Quem me conhece sabe que desde que o tal Robinho "nascimento" apareceu, eu sempre disse que era um engodo, uma forçada de barra, uma farsa. Mas lá foi o Robson jogar no Real Madrid, levado por Wanderley Luxemburgo. Chegou lá com ar de super-craque, não se tratava apenas de um bom jogador (ou mesmo razoável), mas do herdeiro da coroa de Pelé. O próprio rei gostava de forçar a comparação exagerada. No primeiro treino, os companheiros de time aguardavam ansiosos pela honra de jogar com o príncipe da Vila Belmiro. Lembro que Raul, sem desmerecer a habilidade do garoto Robinho, disse, "ele é habilidoso, mas eu sou mais rápido do que ele". Rápida também foi a passagem de Robinho pelo time galáctico. Seguiu depois para Inglaterra, para liderar o Manchester City numa de suas piores temporadas. Voltou para o Santos, hoje está no Milan, graças ao brasileiro Leonardo. O eterno garoto Robinho hoje já não aparece tanto na mídia. Esqueceram-se do herdeiro do rei Pelé, Robson foi destronado por outra farsa, que atende pelo nome de Neymar.

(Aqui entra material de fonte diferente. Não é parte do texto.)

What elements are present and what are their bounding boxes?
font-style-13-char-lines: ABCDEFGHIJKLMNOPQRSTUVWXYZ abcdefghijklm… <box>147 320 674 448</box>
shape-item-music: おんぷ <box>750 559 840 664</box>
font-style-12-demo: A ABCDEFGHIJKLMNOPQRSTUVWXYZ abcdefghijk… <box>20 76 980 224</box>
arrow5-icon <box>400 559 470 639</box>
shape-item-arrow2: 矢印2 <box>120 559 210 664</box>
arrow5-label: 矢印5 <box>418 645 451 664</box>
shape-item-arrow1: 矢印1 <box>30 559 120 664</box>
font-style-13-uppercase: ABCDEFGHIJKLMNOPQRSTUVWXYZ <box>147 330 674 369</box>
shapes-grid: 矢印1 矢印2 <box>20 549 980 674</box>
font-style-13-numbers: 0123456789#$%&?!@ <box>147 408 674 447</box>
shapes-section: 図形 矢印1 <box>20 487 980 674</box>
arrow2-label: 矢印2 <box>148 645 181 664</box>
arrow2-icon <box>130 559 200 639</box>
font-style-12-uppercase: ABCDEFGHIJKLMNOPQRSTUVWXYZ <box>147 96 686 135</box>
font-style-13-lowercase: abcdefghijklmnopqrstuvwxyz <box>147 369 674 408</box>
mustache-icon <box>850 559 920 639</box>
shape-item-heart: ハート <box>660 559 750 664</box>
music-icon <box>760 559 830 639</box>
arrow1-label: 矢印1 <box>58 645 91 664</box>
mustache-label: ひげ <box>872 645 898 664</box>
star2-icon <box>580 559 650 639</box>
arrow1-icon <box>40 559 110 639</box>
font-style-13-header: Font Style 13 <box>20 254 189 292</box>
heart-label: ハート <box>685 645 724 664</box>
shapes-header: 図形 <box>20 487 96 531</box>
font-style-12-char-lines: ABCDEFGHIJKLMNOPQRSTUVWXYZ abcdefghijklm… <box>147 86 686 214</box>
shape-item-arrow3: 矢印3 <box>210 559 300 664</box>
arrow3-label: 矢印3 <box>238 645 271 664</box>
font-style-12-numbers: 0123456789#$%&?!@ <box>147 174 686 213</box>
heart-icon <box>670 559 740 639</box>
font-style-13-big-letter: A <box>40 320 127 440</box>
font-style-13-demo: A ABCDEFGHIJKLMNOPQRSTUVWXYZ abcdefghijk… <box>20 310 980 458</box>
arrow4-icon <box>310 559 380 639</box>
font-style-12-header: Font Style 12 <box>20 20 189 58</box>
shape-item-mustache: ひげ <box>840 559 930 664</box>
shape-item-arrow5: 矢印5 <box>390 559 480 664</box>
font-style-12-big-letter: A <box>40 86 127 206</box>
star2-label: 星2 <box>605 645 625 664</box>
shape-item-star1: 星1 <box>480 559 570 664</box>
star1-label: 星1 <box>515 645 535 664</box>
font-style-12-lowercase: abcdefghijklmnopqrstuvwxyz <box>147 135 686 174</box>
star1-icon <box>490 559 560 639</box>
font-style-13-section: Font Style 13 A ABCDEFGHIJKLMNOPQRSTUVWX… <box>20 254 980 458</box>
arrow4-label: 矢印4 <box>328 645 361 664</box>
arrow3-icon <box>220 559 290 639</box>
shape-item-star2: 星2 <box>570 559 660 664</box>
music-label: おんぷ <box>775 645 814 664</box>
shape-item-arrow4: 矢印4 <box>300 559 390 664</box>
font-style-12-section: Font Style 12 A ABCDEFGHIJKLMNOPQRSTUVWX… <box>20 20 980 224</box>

A primeira vez que vi Neymar jogando foi contra o CSA das Alagoas, no Trapichão. Na época, ele tinha uns 16 ou 17 anos. Não jogou nada. Simplesmente não entrou em campo. No jogo de volta, pela Copa do Brasil, o glorioso CSA eliminaria o Santos do "novo Pelé" na Vila Belmiro.
Posso errar, mas nesse momento aposto todas as minhas fichas, da mesma forma como fiz com Robinho: Neymar não é e nem nunca será um craque, alguém que deixe sua marca no futebol mundial, como deixaram Pelé, Maradona, Zico, Romário e Zidane.
E aí, capitão Nascimento, o que o senhor acha? "Robinho e Neymar? Jamais serão!!!".
O vídeo abaixo é que para que recordemos o que é um craque, coisa rara no futebol brasileiro de hoje.
1 comentários:
Rapaz, eu achei a sua argumentação acerca da necessidade de se fazer ídolos no Brasil como forma de apaziguar o sentimento nosso de inferioridade, fantástica.
No entanto, acredito que nunca houve de verdade um ídolo. Todos foram criações das mídias no presente contexto, assim como foram criações através dos mitos ritualísticos em tempos antecedentes.
O que eu acho é que a humanidade sempre necessitou que um de sua espécie se tornasse referencial para ela. Portanto, não existe idolo, e sim, um personagem social na hora e no contexto preciso.
É por isso que eu acho que nem Neymar, nem Pelé, nem Jesus Cristo, nem Eistein podem ser considerados OS MELHORES, OS ETERNOS.
Muito bom o texto.
Vinícius Rodrigues (Vina) Professor de sociologia do IFAL Campus Piranhas.